One of the reasons that I tend to gravitate toward "influence roles" such as this one is that it exposes me to so many other disciplines and opportunities to learn. Some of these come in specific functional areas. Much of the education, though, comes more in the realm of skills and techniques that are broadly applicable to almost any job.
Take the question about whether to take the plunge and hand over control to one's audience. It turns out that this is a very scary thing to do, and many people don't do it well because they're not really willing to let go the reins.
I had two recent experiences, though - one as an audience member and one as the "let-goer" - that have convinced me it is a tremendously powerful technique to employ.
The first was at the Rio+2.0 conference in California in February. I blogged about my first day there, but the event that really blew my mind was the "unconference" on Saturday. I'd heard of uconferences, but I'd never been to one. It was terrific, and now I'm advocating them to everyone (!) who runs conferences of one sort or another.
Then on Saturday, they started the unconference. Eleven rooms had been reserved for three consecutive time slots each, for a total of 33 possible sessions. White boards were wheeled on stage with a blank schedule for the rooms and session times. Then any participant who had a topic on which she was willing to facilitate a discussion grabbed a piece of construction paper, wrote the topic on the paper, and queued up to present it to the other attendees with a 30-second descriptor. (Some people thought they deserved, and took, more airtime. They were usually wrong.)
The organizers - or "un-organizers", I guess - were absolutely resolute in resisting the pressure from some participants to exert control. For example, a couple of people suggested combining a few of the sessions. The organizers' response? "If the facilitators want to combine them, that's up to them."

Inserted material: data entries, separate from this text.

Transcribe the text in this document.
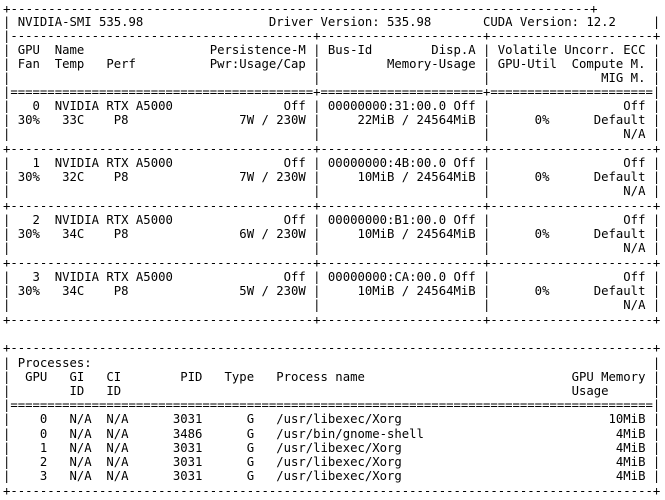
+-----------------------------------------------------------------------------+
| NVIDIA-SMI 535.98                 Driver Version: 535.98       CUDA Version: 12.2     |
|-----------------------------------------+----------------------+----------------------+
| GPU  Name                 Persistence-M | Bus-Id        Disp.A | Volatile Uncorr. ECC |
| Fan  Temp   Perf          Pwr:Usage/Cap |         Memory-Usage | GPU-Util  Compute M. |
|                                         |                      |               MIG M. |
|=========================================+======================+======================|
|   0  NVIDIA RTX A5000               Off | 00000000:31:00.0 Off |                  Off |
| 30%   33C    P8               7W / 230W |     22MiB / 24564MiB |      0%      Default |
|                                         |                      |                  N/A |
+-----------------------------------------+----------------------+----------------------+
|   1  NVIDIA RTX A5000               Off | 00000000:4B:00.0 Off |                  Off |
| 30%   32C    P8               7W / 230W |     10MiB / 24564MiB |      0%      Default |
|                                         |                      |                  N/A |
+-----------------------------------------+----------------------+----------------------+
|   2  NVIDIA RTX A5000               Off | 00000000:B1:00.0 Off |                  Off |
| 30%   34C    P8               6W / 230W |     10MiB / 24564MiB |      0%      Default |
|                                         |                      |                  N/A |
+-----------------------------------------+----------------------+----------------------+
|   3  NVIDIA RTX A5000               Off | 00000000:CA:00.0 Off |                  Off |
| 30%   34C    P8               5W / 230W |     10MiB / 24564MiB |      0%      Default |
|                                         |                      |                  N/A |
+-----------------------------------------+----------------------+----------------------+
+---------------------------------------------------------------------------------------+
| Processes:                                                                            |
|  GPU   GI   CI        PID   Type   Process name                            GPU Memory |
|        ID   ID                                                             Usage      |
|=======================================================================================|
|    0   N/A  N/A      3031      G   /usr/libexec/Xorg                            10MiB |
|    0   N/A  N/A      3486      G   /usr/bin/gnome-shell                          4MiB |
|    1   N/A  N/A      3031      G   /usr/libexec/Xorg                             4MiB |
|    2   N/A  N/A      3031      G   /usr/libexec/Xorg                             4MiB |
|    3   N/A  N/A      3031      G   /usr/libexec/Xorg                             4MiB |
+---------------------------------------------------------------------------------------+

And yes, I did propose a topic - eWaste and Economic Development. The question I posed was "How do we resolve the human health and environmental issues associated with eWaste without denying its economic value to workers in the informal and semi-formal economies in developing and undeveloped nations." And who showed up? Fifteen people who really, really cared about this issue - people with knowledge and experience from the corporate world, NGOs, academia, AND government. And several of us are still in conversation pursuing this important topic.

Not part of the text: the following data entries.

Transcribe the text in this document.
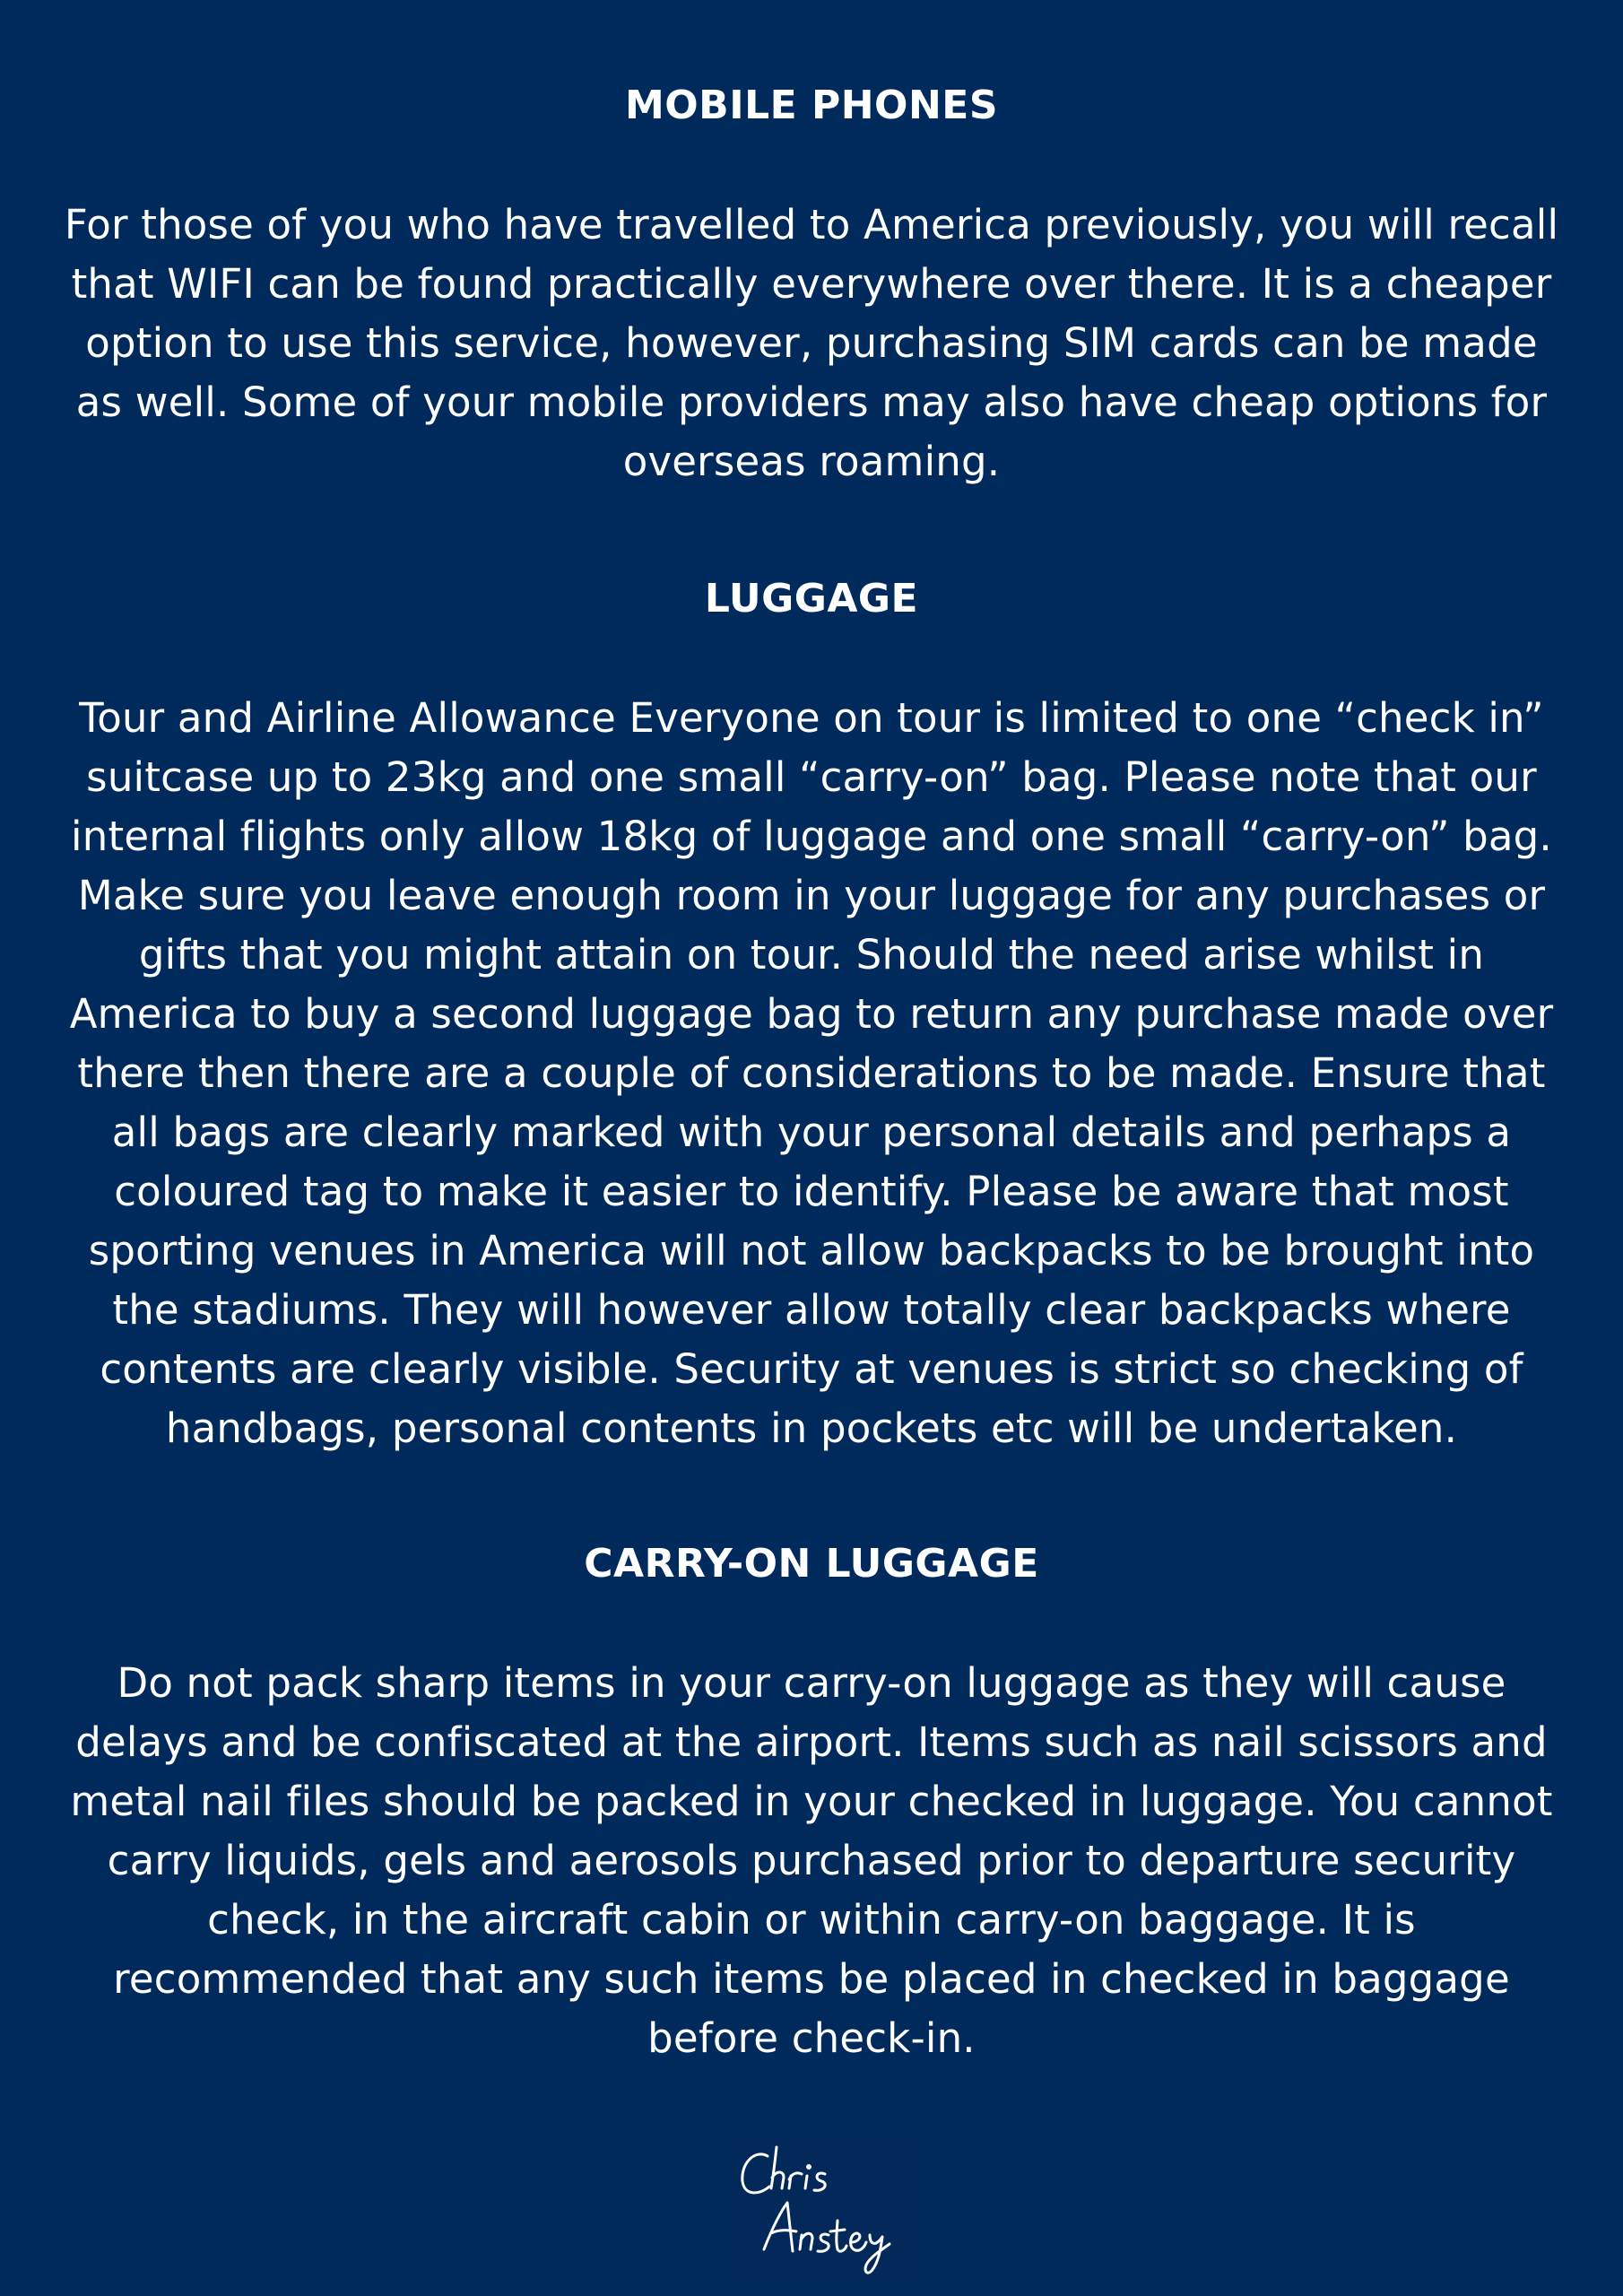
MOBILE PHONES

For those of you who have travelled to America previously, you will recall that WIFI can be found practically everywhere over there. It is a cheaper option to use this service, however, purchasing SIM cards can be made as well. Some of your mobile providers may also have cheap options for overseas roaming.

LUGGAGE

Tour and Airline Allowance Everyone on tour is limited to one “check in” suitcase up to 23kg and one small “carry-on” bag. Please note that our internal flights only allow 18kg of luggage and one small “carry-on” bag. Make sure you leave enough room in your luggage for any purchases or gifts that you might attain on tour. Should the need arise whilst in America to buy a second luggage bag to return any purchase made over there then there are a couple of considerations to be made. Ensure that all bags are clearly marked with your personal details and perhaps a coloured tag to make it easier to identify. Please be aware that most sporting venues in America will not allow backpacks to be brought into the stadiums. They will however allow totally clear backpacks where contents are clearly visible. Security at venues is strict so checking of handbags, personal contents in pockets etc will be undertaken.

CARRY-ON LUGGAGE

Do not pack sharp items in your carry-on luggage as they will cause delays and be confiscated at the airport. Items such as nail scissors and metal nail files should be packed in your checked in luggage. You cannot carry liquids, gels and aerosols purchased prior to departure security check, in the aircraft cabin or within carry-on baggage. It is recommended that any such items be placed in checked in baggage before check-in.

I attended another one, too - on Intractable Problems. Again, the people who were there were thoughtful, knowledgeable, interested, creative, passionate. I'm convinced that you can't get this level of determined, action-oriented participation in a traditional agenda no matter how many breakouts you offer.

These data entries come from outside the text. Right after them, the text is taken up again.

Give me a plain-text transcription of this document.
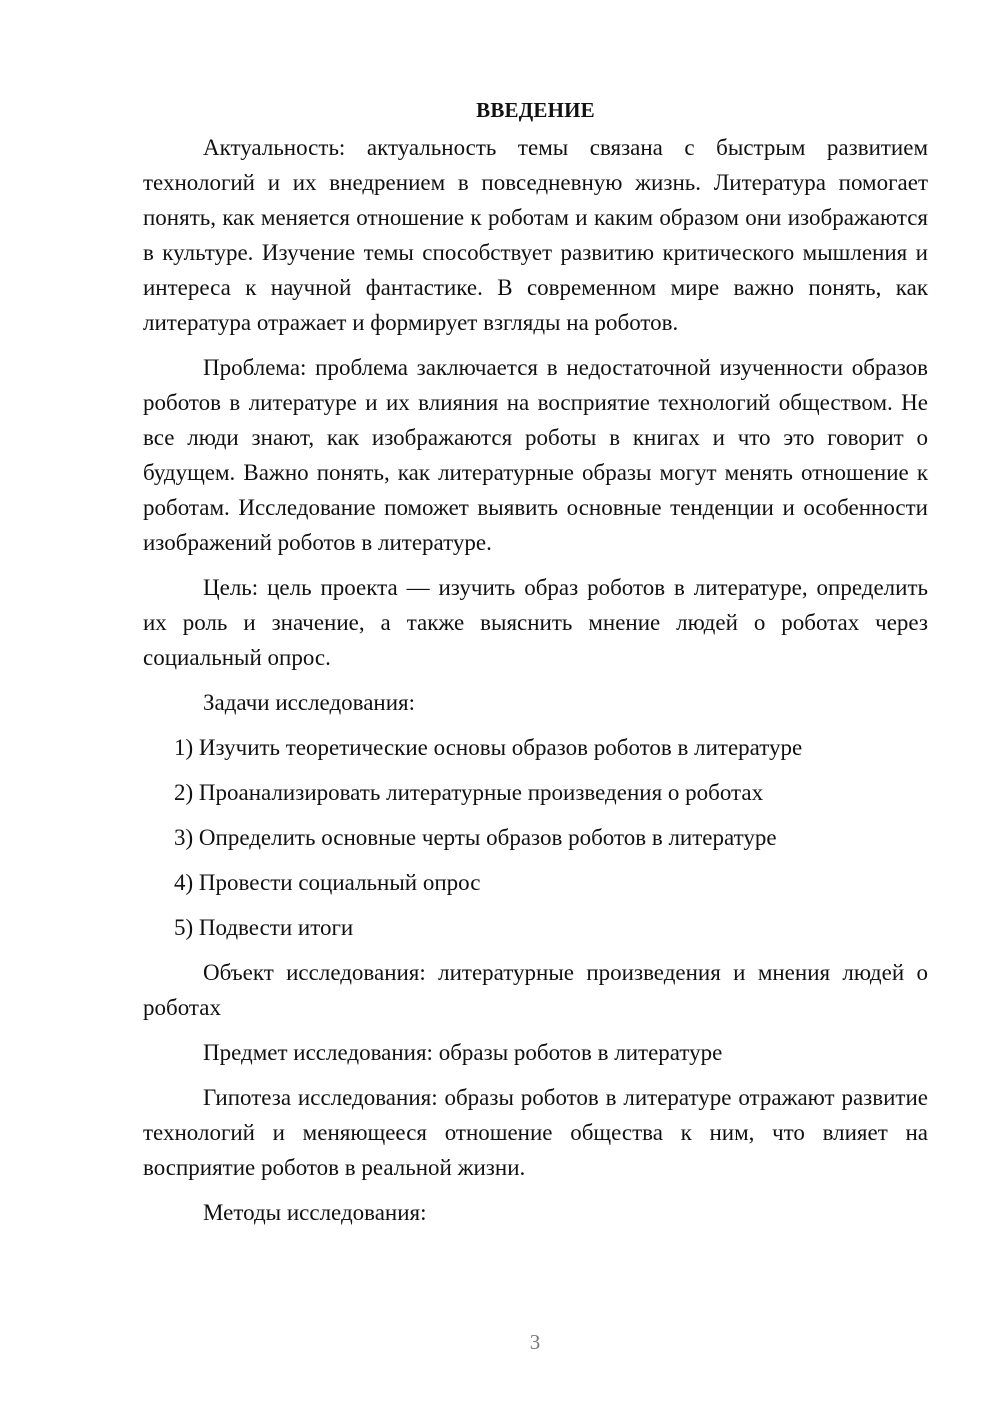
ВВЕДЕНИЕ

Актуальность: актуальность темы связана с быстрым развитием технологий и их внедрением в повседневную жизнь. Литература помогает понять, как меняется отношение к роботам и каким образом они изображаются в культуре. Изучение темы способствует развитию критического мышления и интереса к научной фантастике. В современном мире важно понять, как литература отражает и формирует взгляды на роботов.

Проблема: проблема заключается в недостаточной изученности образов роботов в литературе и их влияния на восприятие технологий обществом. Не все люди знают, как изображаются роботы в книгах и что это говорит о будущем. Важно понять, как литературные образы могут менять отношение к роботам. Исследование поможет выявить основные тенденции и особенности изображений роботов в литературе.

Цель: цель проекта — изучить образ роботов в литературе, определить их роль и значение, а также выяснить мнение людей о роботах через социальный опрос.

Задачи исследования:

1) Изучить теоретические основы образов роботов в литературе
2) Проанализировать литературные произведения о роботах
3) Определить основные черты образов роботов в литературе
4) Провести социальный опрос
5) Подвести итоги

Объект исследования: литературные произведения и мнения людей о роботах

Предмет исследования: образы роботов в литературе

Гипотеза исследования: образы роботов в литературе отражают развитие технологий и меняющееся отношение общества к ним, что влияет на восприятие роботов в реальной жизни.

Методы исследования:

3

Lesson #2 was at The Green Grid Forum last month. I had my second ever gig as a panel moderator. In this case, the panel was on Data Center 2025 and we had a industry experts on software and smart grids, an academic, an analyst, and a practitioner to share their thoughts on how jobs, technology, and industry will change over the next 10-12 years. One of the challenges was that there were five panelists - I really only wanted four, but honestly, it never crossed my mind they'd all accept the invitation!
I asked the first question: "Please introduce yourself and explain why the audience should be thinking this far ahead" and informed the audience they didn't need to wait for the end to queue up at the microphones. (One thing I learned from another moderator was that I should have put a hard limit on the length of the answers. Next time!) People were lined up at the mikes before the intros were complete.
I had on my iPad fourteen more questions that I'd painstakingly prepared. Never asked a one. But the session was high energy, it focused on the things that people actually wanted to hear, and it received very nice feedback.
BTW - I loved moderating, and hope to get to do it again. It is nerve-wracking, though. I had to improvise at the end when we still had people lined up while the organizers were frantically giving me the four-minute sign. I let three people ask their questions, and then went down the row of panelists allowing each to respond to any of the three questions. I suppose there was a risk that one or two questions might not get answered, but by then I'd learned - trust the crowd!